Photographs: Edgard Garrido/Reuters
The Income Tax department has begun digging for more banking and fund records data of those persons who feature on the classified HSBC bank Geneva list, sent to India by the French government.
The department, through the Finance Ministry, has written to a number of foreign tax authorities as details of stashed funds on more than 60 per cent of those named on the list show the bank balances of a particular day rather than the entire financial transactions done by the individual or the account holder.
Sources said in most of the cases featuring on the secret list, either the bank balances are very small or show 'nil' amounts without stating the actual amount of funds secretly hidden by the individual.
The I-T and the Finance Ministry, hence, has now approached a few countries including Switzerland and France to allow them access to the 'full transaction activity' of these entities from the period the accounts were opened.
"The communication with foreign tax authorities are being done under the provisions of the Double Taxation Avoidance Agreement (DTAA)," sources said.

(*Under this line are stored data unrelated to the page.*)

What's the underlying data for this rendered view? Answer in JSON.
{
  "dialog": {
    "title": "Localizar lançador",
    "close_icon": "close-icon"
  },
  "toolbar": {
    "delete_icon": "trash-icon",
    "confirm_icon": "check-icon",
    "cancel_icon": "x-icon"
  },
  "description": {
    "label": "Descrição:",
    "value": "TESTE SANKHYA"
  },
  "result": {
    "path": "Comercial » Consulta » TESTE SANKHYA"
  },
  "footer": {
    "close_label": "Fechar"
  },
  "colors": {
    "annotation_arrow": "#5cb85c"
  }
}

Apart from the alpine nation where the bank had its branch, the I-T has written to few more unspecified countries after a probe by enforcement agencies showed that the featured entities could have invested funds at these offshore locations in order to evade the tax scanner.
The I-T has already decided to begin prosecution action against those having "substantial" amounts in their bank accounts shown in this list.
The department has also begun a country-wide I-T assessment of those persons whose names have figured in these lists.
India had obtained data of over 700 HSBC accounts from French government channels last year.